Ja naprawdę nie wiem, jak można tego typu bydlęce zachowania choćby próbować usprawiedliwiać, a co dopiero otwarcie przyznawać się do udziału w nich.
: 18 mar 2011, 17:02
autor: JacekM
Wracałem ze trzy razy z kibicami Legii wracającymi z meczu i ani przez chwilę nie czułem się zagrożony. Jedyny niefajny moment był, gdy wszyscy zaczęli skakać, ale wtedy kierowca zatrzymał się i po parunastu sekundach spokoju pojechał dalej.
: 18 mar 2011, 17:49
autor: reserved
Ja z kolei raz miałem taką sytuację 'kibicowską'. To był jakiś mecz w któryś piątek na Łazienkowskiej a ja akurat jechałem 187 w kierunku Stegien TŁ. Przy Metrze wsiadło mase kibiców, krzyczeli... pamiętam jednego który wsiadał z piwem i krzyczał "posuńcie się, jedziemy k* w jednym celu!". Po chwili zaczęli skakać i śpiewać legijne piosenki. Oni cały tył obstawili i ja przypadkiem zupełnie znalazłem się w samym środku kibiców, ale nie czułem się ani trochę zagrożony. Wręcz przeciwnie, atmosfera była jakaś taka, że wszyscy patrząc na nich się uśmiechali. Jedna pani np. chciała wysiąść to powiedziała do nich "chłopcy, przepraszam", jakiś legionista krzyknął "przepuście panią, prosimy baardzo!!" .
: 18 mar 2011, 18:07
autor: MeWa
chester pisze:Tak luźno i żartem rzuciłem. Mogliby równie dobrze do metra jechać.

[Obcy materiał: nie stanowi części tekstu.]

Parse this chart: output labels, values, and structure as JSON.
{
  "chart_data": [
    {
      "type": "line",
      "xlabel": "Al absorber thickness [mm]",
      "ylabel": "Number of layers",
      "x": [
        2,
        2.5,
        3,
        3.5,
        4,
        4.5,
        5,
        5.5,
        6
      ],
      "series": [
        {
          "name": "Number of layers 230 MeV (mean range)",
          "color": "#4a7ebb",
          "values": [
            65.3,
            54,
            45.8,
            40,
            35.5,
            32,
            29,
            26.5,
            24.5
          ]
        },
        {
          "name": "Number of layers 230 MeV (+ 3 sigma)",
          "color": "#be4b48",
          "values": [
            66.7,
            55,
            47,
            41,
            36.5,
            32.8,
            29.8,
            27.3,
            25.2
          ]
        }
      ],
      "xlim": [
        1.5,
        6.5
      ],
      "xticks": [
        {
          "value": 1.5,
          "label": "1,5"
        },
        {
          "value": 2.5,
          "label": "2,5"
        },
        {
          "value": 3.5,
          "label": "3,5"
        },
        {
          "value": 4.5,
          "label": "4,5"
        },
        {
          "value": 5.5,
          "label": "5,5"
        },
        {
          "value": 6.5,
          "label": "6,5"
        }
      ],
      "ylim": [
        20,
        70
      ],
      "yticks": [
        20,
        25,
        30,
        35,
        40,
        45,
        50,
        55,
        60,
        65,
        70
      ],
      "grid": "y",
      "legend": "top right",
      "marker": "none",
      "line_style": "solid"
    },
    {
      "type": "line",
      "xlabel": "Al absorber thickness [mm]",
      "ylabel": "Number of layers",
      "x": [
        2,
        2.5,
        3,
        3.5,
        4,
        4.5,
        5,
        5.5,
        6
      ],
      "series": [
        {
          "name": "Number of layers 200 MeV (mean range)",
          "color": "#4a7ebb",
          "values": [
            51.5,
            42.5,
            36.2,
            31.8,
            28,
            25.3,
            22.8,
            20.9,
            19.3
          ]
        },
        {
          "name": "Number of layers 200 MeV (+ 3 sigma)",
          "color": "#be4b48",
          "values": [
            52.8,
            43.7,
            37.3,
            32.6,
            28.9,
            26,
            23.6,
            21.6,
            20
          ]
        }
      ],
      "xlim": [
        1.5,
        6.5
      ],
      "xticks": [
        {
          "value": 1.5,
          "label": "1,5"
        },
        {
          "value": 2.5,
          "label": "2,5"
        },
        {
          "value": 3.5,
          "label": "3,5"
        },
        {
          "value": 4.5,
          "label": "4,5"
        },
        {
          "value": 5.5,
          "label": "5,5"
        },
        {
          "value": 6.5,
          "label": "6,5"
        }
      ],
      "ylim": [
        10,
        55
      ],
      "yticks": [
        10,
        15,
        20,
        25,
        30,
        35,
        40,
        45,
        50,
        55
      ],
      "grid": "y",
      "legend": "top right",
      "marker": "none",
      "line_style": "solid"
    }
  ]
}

żeby potem kulturalni kibice rozbujali pociąg i zablokowali ruch...?
: 18 mar 2011, 18:12
autor: Szeregowy_Równoległy
chester pisze:Tylko dlaczego jazda z kibicami siatkówki czy żużla to czysta przyjemność, a z kibicami futbolu to czysta żenada?
Bo piłka nożna to najbardziej plebejski ze sportów a więc i publika najbardziej plebejska?
fik pisze:Ja naprawdę nie wiem, jak można tego typu bydlęce zachowania choćby próbować usprawiedliwiać, a co dopiero otwarcie przyznawać się do udziału w nich.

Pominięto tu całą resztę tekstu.